KEY POINTS:
Winter is fast approaching and after a record season last year the early signs are looking good for the ski industry this year.
Ski operators have their fingers crossed for storm cycles and snow.
Mike Smith, marketing manager for Ruapehu Alpine Lifts, which operates the Turoa and Whakapapa ski fields, says that's not the only superstitious ritual used to appease the snow gods.
"A range of activities go on off the mountain," Smith says. "I don't know that any of them work ... snow dances, burning of old skis and all manner of things."
A more earthly ploy is a new television campaign aiming to boost demand in the key Australian market.
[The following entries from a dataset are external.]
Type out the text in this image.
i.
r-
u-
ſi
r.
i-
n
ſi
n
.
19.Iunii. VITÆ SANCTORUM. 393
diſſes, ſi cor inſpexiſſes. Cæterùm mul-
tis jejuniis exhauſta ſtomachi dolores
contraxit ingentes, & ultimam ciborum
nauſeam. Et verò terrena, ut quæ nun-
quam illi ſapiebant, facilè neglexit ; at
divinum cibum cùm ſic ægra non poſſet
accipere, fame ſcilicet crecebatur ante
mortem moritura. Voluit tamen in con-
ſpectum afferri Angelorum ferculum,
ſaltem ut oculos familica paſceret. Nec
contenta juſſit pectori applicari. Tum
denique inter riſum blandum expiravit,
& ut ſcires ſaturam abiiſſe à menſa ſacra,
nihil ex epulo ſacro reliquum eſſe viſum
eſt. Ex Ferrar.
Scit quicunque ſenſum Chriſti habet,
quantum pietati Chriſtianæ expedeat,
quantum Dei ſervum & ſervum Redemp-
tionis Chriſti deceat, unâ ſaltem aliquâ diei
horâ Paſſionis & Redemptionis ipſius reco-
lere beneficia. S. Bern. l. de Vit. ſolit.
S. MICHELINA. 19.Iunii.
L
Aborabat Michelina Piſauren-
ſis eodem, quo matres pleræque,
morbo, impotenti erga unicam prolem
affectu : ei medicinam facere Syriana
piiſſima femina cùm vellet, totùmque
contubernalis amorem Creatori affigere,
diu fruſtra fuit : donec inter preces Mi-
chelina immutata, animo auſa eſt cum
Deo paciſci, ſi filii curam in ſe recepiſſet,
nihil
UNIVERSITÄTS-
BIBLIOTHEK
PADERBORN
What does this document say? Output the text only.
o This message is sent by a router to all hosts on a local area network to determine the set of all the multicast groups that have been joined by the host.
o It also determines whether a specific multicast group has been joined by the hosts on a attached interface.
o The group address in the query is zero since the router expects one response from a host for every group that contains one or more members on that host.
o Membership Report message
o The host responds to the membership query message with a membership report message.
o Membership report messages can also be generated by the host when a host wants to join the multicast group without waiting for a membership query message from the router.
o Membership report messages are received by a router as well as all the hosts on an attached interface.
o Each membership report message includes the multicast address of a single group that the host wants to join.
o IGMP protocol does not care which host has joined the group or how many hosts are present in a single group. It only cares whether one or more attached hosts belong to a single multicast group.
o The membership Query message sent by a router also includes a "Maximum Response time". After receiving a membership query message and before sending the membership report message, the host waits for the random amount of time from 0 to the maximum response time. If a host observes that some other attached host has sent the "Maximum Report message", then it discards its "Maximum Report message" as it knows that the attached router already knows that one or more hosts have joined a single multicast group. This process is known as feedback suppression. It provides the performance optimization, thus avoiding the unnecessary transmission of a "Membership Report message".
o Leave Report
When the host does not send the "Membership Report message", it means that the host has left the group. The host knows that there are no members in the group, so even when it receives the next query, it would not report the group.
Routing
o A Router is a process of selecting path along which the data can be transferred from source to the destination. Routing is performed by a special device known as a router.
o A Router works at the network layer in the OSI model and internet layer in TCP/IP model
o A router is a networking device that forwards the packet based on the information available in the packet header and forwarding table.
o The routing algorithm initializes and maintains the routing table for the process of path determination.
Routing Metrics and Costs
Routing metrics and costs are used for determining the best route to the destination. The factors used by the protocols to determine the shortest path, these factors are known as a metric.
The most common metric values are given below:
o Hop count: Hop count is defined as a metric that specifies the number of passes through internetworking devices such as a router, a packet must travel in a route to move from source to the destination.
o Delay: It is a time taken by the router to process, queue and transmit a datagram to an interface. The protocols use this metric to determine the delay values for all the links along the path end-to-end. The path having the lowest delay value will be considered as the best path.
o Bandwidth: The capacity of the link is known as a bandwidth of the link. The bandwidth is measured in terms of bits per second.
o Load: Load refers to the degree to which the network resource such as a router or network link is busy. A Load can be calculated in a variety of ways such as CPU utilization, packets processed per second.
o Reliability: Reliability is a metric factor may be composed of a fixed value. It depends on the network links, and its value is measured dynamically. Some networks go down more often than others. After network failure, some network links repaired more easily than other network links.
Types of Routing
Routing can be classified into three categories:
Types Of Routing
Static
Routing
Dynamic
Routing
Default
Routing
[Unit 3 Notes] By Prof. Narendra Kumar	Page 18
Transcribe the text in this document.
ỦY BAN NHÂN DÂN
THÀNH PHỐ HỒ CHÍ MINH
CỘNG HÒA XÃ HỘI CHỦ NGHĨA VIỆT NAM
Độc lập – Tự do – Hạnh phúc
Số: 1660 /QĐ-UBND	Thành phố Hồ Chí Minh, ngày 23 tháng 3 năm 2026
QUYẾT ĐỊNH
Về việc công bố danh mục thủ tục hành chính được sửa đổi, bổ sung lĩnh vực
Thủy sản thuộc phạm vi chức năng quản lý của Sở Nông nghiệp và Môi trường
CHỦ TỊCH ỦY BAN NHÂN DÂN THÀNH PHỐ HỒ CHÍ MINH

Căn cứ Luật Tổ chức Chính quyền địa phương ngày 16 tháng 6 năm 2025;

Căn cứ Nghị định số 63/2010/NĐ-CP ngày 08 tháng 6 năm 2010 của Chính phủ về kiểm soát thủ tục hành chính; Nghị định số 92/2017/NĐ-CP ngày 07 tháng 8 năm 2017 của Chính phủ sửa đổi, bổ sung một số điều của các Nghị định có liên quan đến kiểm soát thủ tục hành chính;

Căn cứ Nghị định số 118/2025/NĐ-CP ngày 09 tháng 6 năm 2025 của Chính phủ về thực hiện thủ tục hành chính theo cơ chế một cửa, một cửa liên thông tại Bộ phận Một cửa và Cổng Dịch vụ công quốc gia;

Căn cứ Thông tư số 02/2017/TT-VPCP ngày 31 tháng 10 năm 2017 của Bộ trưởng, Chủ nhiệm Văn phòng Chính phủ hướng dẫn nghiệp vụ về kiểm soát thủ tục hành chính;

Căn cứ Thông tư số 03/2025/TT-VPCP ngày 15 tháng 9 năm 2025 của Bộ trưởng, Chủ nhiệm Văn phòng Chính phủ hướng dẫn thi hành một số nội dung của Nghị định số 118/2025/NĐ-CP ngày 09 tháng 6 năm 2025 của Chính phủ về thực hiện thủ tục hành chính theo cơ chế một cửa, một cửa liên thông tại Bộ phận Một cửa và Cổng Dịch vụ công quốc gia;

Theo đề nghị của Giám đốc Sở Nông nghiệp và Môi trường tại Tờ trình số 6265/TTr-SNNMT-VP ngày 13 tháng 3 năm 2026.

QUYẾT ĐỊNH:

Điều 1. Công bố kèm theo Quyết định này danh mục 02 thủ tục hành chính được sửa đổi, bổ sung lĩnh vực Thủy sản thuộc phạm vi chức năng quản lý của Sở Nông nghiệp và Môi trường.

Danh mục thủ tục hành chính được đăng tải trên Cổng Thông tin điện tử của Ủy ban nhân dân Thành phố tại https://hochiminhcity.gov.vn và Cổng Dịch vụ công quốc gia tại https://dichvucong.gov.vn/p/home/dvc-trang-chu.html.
The campaign, organised by Tourism New Zealand and the Ski Tourism Marketing Network, runs until this Wednesday.
Tourism NZ chief executive George Hickton says the early signs for the season are exceptionally good, with one ski package tour operator describing bookings as "ballistic".
"They [tour operators] are saying this is the best pre-season booking they've ever seen."
The ski industry helps build more of a year-round tourism product for the country, Hickton says.
A record 1.4 million day ski passes were sold last season - which ran from June until October. The 101,000-plus overseas visitors on the piste - half of whom were Australian - spent $342 million.
Smith, who is also chairman of the NZ Ski Tourism Marketing Network, said just under $20 million had been invested in the Turoa ski field this year, including buying a new high-speed, six-seater chair lift and boosting the snow machines from 10 to 35.
"It's all fully computer automated so ... the [snow] guns actually turn themselves on at night time when the temperature starts to approach the right level," he says.
Snow machines provide a sizeable insurance policy but ultimately it is the weather and not man-made engineering that will decide the success of the coming ski season.
"The difference between a poor season, average season and a good season always comes down to Mother Nature," Smith says.
Last year, a record for Turoa, was the best since 1994 at Whakapapa.
"The area has gone from real economic depression after the eruptions of 1995 and 1996 and then very poor snow years in the late '90s," Smith says. "We're not a Queenstown or a Wanaka yet but [once there's] growth outside the winter as well ... the region will really boom."
A report last month by the Intergovernmental Panel on Climate Change said the snow line in New Zealand was likely to rise by between 120m and 270m based on scenarios for the 2080s.
Miles Davidson, spokesman for the Ski Areas Association, says climate change is a major issue for the next 30 to 50 years but has no bearing on storm cycles for the coming season or operators' current investment plans.
The New Zealand industry was lucky to be situated at quite high altitudes of between 1524m and 2286m, Davidson says. "The altitude of skiing and snow-boarding in New Zealand is higher than Australia and that's why we probably get better consistent conditions."
The country had had frequent storm cycles last year which brought good snow. "If we get good storm cycles this year then we can expect to have another good season."
The ski industry is working with the National Institute of Water and Atmospheric Research to instigate research which will provide information on the effects of climate change during the next 30 to 50 years.
Davidson says that provided the industry can make snow, a shift in the snow line of 100m to 200m should not make a huge difference.
The Australian ski industry had a good year in 2005 but only an average season last year, he says.
"We would expect that the average year last year will prompt a lot of their existing customers to try an overseas holiday in New Zealand this winter."
But a healthy Australian industry is an important driver for the New Zealand ski sector, Davidson says.
"They introduce a lot of people to skiing and snowboarding."